L’adesione alla struttura del dente è un’altra proprietà desiderabile dei materiali da restauro. Il vetro ionomero e il vetro ionomero modificato con resina sono esempi di materiali con tale capacità. La loro adesione avviene attraverso la micro ritenzione e il legame chimico agli ioni Ca nella struttura del dente (Almuhaiza, 2016). Al contrario, i compositi resinosi convenzionali mancano di questa proprietà; quindi hanno bisogno di un agente adesivo per la ritenzione. I compositi resinosi autoadesivi di recente sviluppo hanno mostrato risultati promettenti in vivo; tuttavia, le prove cliniche sufficienti sono scarse (Makishi et al., 2015). I compositi hanno una debole adesione alla struttura del dente, sufficiente solo a trattenere piccoli restauri in aree portanti a basso stress. In generale, la capacità di adesione al dente ha eliminato la necessità di elementi ritentivi distruttivi nella preparazione della cavità e ha aperto le porte a restauri meno invasivi.
Le ceramiche e i compositi a base di polimeri stanno diventando i materiali da restauro più popolari soprattutto grazie al loro progressivo miglioramento del valore estetico, della durata e delle proprietà meccaniche. Sono facili da usare con diverse tonalità e traslucenza per imitare il colore naturale del dente o mascherare i denti decolorati.
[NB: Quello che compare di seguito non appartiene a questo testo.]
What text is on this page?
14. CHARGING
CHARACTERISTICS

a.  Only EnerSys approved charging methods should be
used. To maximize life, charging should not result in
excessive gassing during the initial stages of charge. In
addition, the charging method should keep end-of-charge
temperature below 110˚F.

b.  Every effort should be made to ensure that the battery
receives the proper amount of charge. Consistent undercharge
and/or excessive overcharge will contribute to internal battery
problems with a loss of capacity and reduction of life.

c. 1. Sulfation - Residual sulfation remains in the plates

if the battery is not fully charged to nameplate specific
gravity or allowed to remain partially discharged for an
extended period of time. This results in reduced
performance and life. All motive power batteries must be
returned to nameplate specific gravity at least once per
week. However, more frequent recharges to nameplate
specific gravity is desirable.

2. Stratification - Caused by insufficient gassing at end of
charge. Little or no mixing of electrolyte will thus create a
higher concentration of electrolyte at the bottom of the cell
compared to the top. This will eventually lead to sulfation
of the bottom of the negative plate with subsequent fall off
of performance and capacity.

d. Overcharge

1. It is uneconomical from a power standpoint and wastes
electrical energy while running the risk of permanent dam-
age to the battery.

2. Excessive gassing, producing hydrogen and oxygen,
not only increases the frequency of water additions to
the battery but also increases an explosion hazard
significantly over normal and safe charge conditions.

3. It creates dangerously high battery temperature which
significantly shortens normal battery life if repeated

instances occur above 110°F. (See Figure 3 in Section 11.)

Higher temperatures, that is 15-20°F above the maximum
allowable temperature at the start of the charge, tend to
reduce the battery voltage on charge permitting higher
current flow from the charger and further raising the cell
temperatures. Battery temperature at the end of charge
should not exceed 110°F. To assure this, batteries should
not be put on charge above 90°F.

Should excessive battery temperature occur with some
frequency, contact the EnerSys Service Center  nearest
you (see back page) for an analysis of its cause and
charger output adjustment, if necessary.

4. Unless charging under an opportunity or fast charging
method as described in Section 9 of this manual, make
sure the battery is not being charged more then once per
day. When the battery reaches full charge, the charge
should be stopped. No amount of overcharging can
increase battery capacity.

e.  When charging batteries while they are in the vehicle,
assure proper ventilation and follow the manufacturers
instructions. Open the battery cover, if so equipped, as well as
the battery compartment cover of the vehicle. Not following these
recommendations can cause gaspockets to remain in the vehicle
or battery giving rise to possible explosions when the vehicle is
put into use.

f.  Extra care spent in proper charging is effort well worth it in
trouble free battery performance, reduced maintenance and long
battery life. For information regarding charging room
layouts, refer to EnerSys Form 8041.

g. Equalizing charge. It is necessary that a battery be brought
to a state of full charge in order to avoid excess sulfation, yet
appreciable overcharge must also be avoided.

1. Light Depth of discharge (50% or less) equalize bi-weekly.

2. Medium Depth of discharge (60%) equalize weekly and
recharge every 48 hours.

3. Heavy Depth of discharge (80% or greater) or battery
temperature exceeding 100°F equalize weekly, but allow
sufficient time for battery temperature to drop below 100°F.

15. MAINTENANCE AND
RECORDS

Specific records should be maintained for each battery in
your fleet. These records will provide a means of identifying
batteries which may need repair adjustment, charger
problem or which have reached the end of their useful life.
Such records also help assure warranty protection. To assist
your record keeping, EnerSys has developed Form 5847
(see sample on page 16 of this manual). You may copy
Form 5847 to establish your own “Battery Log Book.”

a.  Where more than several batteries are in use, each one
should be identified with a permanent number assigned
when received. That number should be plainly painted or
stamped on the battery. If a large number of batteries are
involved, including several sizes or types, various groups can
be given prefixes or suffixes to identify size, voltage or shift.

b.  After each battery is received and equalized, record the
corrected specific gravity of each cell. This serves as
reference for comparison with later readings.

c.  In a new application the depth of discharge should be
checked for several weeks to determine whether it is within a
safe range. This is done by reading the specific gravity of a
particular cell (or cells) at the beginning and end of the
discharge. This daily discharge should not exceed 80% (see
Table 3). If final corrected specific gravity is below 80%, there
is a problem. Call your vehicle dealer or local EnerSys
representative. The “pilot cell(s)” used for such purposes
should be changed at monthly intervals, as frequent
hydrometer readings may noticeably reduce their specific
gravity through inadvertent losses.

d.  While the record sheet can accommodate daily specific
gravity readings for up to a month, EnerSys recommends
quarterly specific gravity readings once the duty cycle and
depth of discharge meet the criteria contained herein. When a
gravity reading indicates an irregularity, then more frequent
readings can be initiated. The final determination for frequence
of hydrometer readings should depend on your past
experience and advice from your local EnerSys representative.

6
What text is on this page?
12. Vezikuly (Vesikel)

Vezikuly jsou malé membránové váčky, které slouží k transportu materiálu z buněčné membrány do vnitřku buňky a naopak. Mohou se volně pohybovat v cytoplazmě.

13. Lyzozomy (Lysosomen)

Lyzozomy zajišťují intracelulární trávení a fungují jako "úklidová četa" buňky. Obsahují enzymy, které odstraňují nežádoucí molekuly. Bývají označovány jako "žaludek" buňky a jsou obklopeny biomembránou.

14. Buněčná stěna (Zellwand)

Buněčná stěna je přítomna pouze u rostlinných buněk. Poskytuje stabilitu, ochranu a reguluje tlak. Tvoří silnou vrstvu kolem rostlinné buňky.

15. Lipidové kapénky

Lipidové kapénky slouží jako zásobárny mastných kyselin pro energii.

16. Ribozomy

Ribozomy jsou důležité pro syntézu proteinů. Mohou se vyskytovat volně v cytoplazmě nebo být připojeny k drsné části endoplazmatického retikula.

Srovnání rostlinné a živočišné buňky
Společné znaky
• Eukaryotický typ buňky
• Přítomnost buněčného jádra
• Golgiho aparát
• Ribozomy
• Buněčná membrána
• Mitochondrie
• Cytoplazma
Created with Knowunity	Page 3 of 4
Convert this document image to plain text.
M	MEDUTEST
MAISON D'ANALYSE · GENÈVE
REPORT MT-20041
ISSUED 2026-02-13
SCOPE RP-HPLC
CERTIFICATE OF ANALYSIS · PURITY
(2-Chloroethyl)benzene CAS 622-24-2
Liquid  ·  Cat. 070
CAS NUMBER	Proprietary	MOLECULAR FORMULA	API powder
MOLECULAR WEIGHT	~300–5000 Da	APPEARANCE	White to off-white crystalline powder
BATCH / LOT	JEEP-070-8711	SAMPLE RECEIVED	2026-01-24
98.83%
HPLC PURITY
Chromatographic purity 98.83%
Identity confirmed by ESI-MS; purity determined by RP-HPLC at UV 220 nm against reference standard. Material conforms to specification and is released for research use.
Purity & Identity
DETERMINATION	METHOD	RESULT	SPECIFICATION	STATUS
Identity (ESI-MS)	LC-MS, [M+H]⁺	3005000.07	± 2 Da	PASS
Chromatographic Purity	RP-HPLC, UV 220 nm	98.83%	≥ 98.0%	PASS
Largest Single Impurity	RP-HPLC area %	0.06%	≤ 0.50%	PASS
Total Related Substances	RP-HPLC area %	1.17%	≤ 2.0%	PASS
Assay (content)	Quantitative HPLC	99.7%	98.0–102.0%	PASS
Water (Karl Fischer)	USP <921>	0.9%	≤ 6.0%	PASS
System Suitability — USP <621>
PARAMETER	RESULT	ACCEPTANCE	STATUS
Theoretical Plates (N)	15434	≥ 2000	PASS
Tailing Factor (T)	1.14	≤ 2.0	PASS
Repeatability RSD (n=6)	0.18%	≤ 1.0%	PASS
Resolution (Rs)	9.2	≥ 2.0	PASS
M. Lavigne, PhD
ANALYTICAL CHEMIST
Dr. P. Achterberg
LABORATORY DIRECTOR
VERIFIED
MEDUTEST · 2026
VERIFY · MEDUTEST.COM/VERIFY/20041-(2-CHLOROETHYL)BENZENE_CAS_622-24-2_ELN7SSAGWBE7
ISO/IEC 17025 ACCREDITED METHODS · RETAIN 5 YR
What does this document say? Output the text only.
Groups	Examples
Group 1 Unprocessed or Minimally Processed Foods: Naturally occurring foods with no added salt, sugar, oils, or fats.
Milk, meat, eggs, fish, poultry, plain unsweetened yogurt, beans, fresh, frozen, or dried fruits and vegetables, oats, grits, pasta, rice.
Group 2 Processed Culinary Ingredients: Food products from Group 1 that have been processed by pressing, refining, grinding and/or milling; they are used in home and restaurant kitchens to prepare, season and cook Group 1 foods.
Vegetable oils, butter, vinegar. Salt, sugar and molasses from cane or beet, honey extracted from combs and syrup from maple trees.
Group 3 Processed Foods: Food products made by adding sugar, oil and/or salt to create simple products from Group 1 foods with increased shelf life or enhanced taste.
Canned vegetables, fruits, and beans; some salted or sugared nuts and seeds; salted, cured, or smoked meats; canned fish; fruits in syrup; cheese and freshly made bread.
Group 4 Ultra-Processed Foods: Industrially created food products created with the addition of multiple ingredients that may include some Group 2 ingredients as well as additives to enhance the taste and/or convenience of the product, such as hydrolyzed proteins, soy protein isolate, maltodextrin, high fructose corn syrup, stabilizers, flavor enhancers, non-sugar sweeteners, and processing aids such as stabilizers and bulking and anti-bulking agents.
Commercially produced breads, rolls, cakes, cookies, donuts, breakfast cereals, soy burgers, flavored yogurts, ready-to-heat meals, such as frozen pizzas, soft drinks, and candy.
I compositi polimerici possono essere fissati direttamente attraverso una polimerizzazione chimica o attivata dalla luce. Sebbene la contrazione da polimerizzazione possa mettere sotto stress il restauro e la superficie di adesione del dente, portando a microinfiltrazioni e carie ricorrenti, nella maggior parte dei casi può essere controllata in modo affidabile da una corretta selezione del caso e dalla tecnica di applicazione.